Principaux renseignements
- L’Union européenne taxera les vols internationaux dans un rayon de 5 000 km à partir de 2029.
- De nouveaux crédits d’investissement récompensent les entreprises qui vérifient leurs réductions réelles d’émissions.
À partir de 2029, l’Union européenne prévoit d’étendre son système d’échange de quotas d’émission (SEQE) aux vols internationaux en provenance de destinations situées dans un rayon de 5 000 km.
Taxe partielle sur le carbone
Cette initiative, proposée par la Commission européenne dans le cadre d’une refonte plus large de la réglementation du marché du carbone, vise à responsabiliser les compagnies aériennes quant à leur empreinte carbone.
Si les liaisons vers des villes comme Istanbul ou Dubaï seront soumises à ces coûts, les trajets plus longs, tels que ceux à destination de Tokyo, ainsi que les vols en provenance de Chine et des États-Unis, resteront exemptés. De plus, les liaisons intérieures vers les territoires ultrapériphériques de l’UE, y compris les îles Canaries, seront exclues jusqu’en 2035.

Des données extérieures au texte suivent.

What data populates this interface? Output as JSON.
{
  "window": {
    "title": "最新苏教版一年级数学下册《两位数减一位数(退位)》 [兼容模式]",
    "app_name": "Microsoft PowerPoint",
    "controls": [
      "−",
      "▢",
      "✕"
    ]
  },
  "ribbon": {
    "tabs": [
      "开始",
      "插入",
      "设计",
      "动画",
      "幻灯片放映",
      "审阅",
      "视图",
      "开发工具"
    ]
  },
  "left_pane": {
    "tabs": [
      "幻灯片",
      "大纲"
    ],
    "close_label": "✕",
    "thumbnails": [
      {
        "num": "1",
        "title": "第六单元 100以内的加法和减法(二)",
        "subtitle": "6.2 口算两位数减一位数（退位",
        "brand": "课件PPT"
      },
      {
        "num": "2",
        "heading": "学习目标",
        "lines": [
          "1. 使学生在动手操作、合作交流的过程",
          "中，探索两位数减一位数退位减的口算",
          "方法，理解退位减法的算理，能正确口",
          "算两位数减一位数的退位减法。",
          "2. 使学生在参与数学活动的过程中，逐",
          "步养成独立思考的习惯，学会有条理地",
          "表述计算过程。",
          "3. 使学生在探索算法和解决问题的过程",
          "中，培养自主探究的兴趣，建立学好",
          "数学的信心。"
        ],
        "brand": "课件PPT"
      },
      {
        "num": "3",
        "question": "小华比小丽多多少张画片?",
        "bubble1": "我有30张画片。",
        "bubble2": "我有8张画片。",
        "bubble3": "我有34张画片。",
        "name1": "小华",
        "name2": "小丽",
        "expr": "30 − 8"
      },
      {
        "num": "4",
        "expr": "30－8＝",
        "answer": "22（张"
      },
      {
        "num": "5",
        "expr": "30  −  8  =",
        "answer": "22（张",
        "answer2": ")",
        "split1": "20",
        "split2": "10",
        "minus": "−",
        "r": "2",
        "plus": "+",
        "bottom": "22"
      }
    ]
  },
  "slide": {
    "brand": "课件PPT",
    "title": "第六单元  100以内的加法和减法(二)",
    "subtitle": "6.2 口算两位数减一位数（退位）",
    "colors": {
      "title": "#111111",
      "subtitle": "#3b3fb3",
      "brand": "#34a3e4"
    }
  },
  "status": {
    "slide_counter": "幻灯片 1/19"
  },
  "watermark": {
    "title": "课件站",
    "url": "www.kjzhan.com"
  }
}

Lutte contre la concurrence déloyale
Le commissaire au climat, Wopke Hoekstra, a souligné que l’aviation est un secteur unique où les émissions continuent d’augmenter. Il a fait valoir que cette mesure crée des conditions de concurrence plus équitables pour les compagnies aériennes européennes, qui sont actuellement confrontées à une concurrence déloyale de la part d’aéroports pivots non européens bénéficiant souvent de subventions publiques.
Les nouvelles règles s’appliqueront également à tous les voyages en jet privé, garantissant ainsi que les grands voyageurs de luxe contribuent aux coûts liés au carbone au même titre que les passagers des vols commerciaux.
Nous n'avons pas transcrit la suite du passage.